アルバは遺言で、リナと2人の子供に遺産が分与されるように指示していたがセレスティアル家はそれを無視。
理由は母子へ向けられた世間からの冷眼。
「聖公と敬愛したアルバに愛人がいたことなど受け入れがたい」
しかも、
――私生児までいる。
なんと、
――2人もだ。
「汚らわしい――」
世間にそんな空気があった。
母と幼い兄妹は、世間の寒風に晒された。母リナが体を壊しアルバの後を追うように死んでしまうと、幼い兄妹はセレステアル家に引き取られる。

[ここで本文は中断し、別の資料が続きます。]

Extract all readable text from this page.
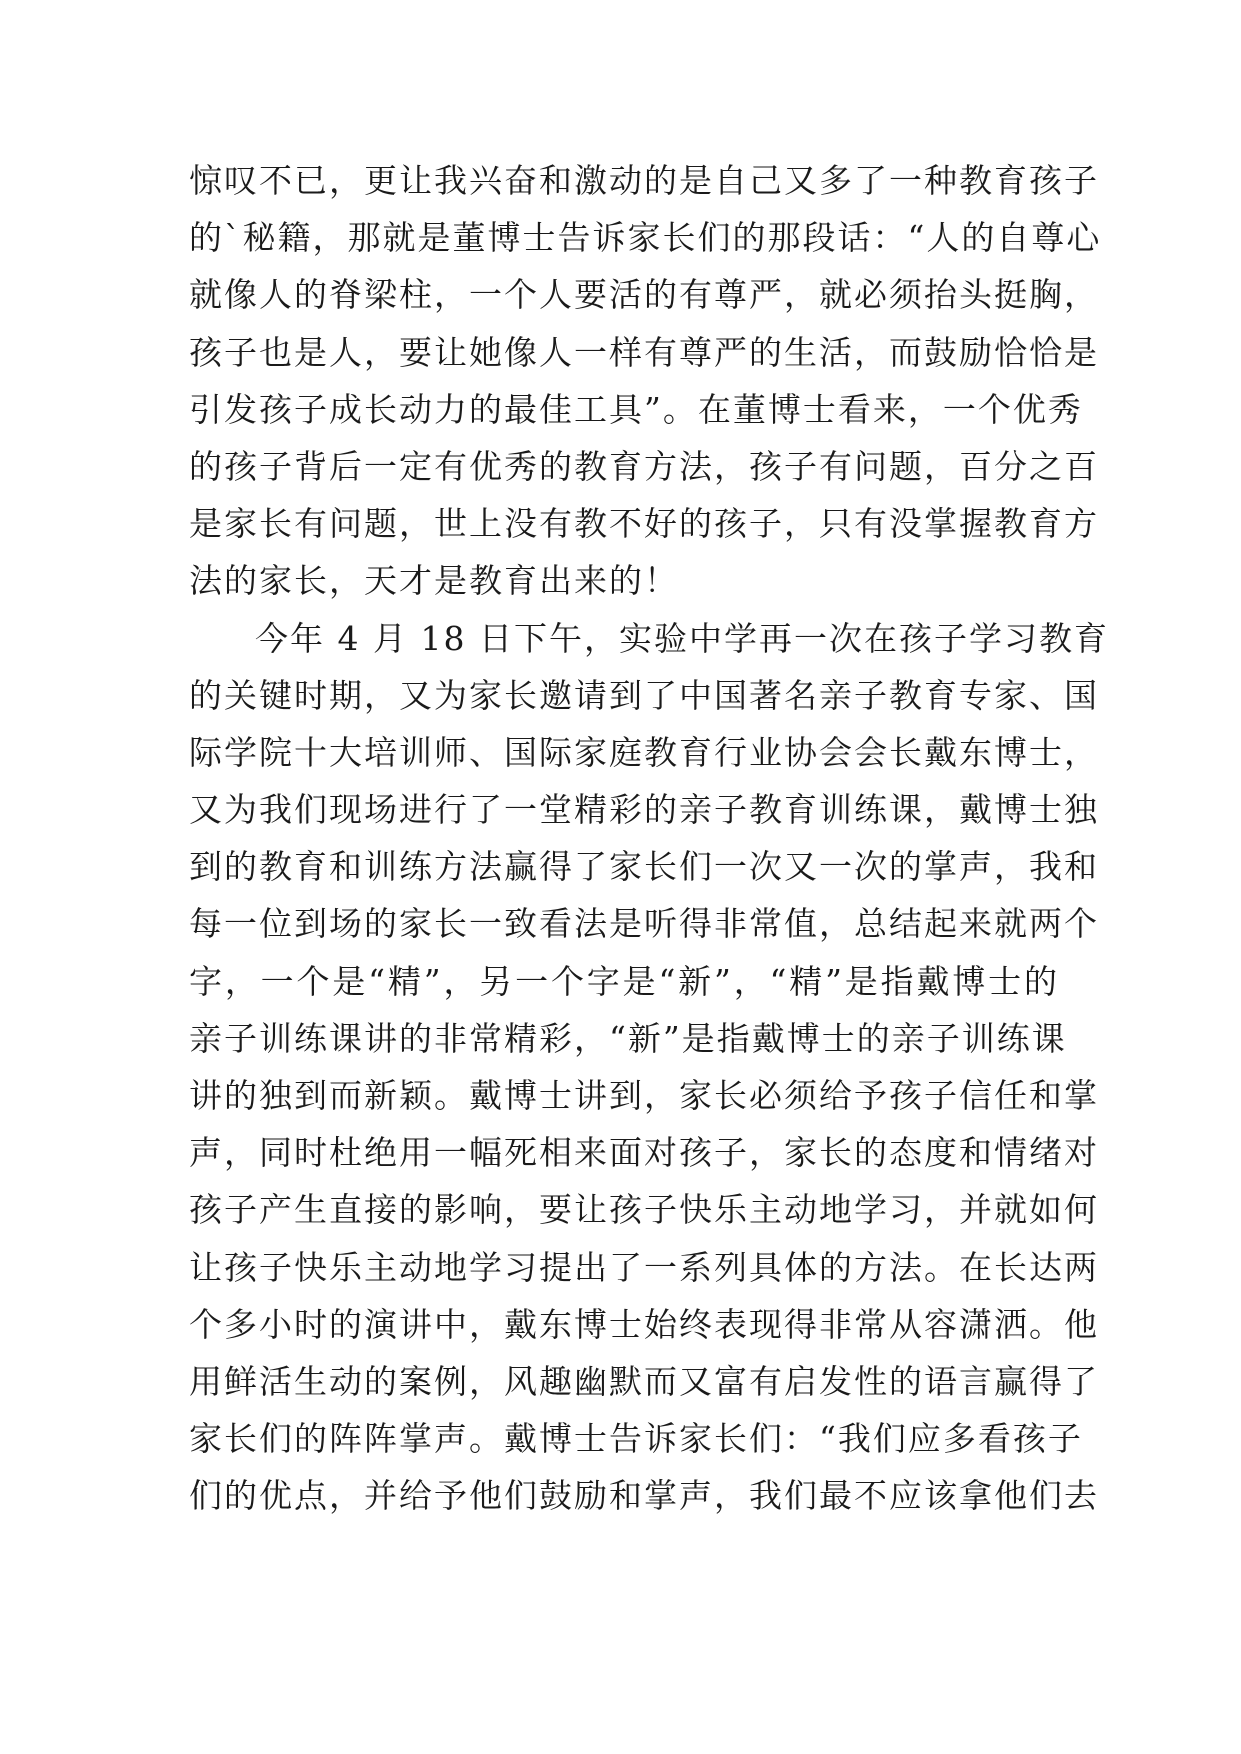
惊叹不已，更让我兴奋和激动的是自己又多了一种教育孩子
的`秘籍，那就是董博士告诉家长们的那段话：“人的自尊心
就像人的脊梁柱，一个人要活的有尊严，就必须抬头挺胸，
孩子也是人，要让她像人一样有尊严的生活，而鼓励恰恰是
引发孩子成长动力的最佳工具”。在董博士看来，一个优秀
的孩子背后一定有优秀的教育方法，孩子有问题，百分之百
是家长有问题，世上没有教不好的孩子，只有没掌握教育方
法的家长，天才是教育出来的！
今年 4 月 18 日下午，实验中学再一次在孩子学习教育
的关键时期，又为家长邀请到了中国著名亲子教育专家、国
际学院十大培训师、国际家庭教育行业协会会长戴东博士，
又为我们现场进行了一堂精彩的亲子教育训练课，戴博士独
到的教育和训练方法赢得了家长们一次又一次的掌声，我和
每一位到场的家长一致看法是听得非常值，总结起来就两个
字，一个是“精”，另一个字是“新”，“精”是指戴博士的
亲子训练课讲的非常精彩，“新”是指戴博士的亲子训练课
讲的独到而新颖。戴博士讲到，家长必须给予孩子信任和掌
声，同时杜绝用一幅死相来面对孩子，家长的态度和情绪对
孩子产生直接的影响，要让孩子快乐主动地学习，并就如何
让孩子快乐主动地学习提出了一系列具体的方法。在长达两
个多小时的演讲中，戴东博士始终表现得非常从容潇洒。他
用鲜活生动的案例，风趣幽默而又富有启发性的语言赢得了
家长们的阵阵掌声。戴博士告诉家长们：“我们应多看孩子
们的优点，并给予他们鼓励和掌声，我们最不应该拿他们去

ランス・ノールは幼い妹の手を引いて、セレスティアル宗家の門をくぐったのだった。
妾の子とさげすまされ、ランス・ノールは妹のシャンテルとともに、セレスティアル家の人間としては幸せとはいえない幼少時代を過ごす。
訳ありの良家の子弟ランス・ノールの幼少期は、その出自に常にさいなまれる。
幼いころのランス・ノールの日々苦悩。苦悩が開始される時の言葉は、
「血胤は尊い――」
きまってこれ。
家名はセレスティアル、父は聖公、母はやさしく抜群の美人の大女優。
「だが何故――」
理由はわかっている。
ただ一つ、
―――私生児。
これだけだ。
私生児の兄妹には、ただセレスティアルという家名が重くのしかかり、血胤の恩恵はない。ランス・ノールにとって家名は軛、血筋は枷でもあった。
そんなランス・ノールが出自による閉塞感から脱するには実力が物を言う軍は最適だった。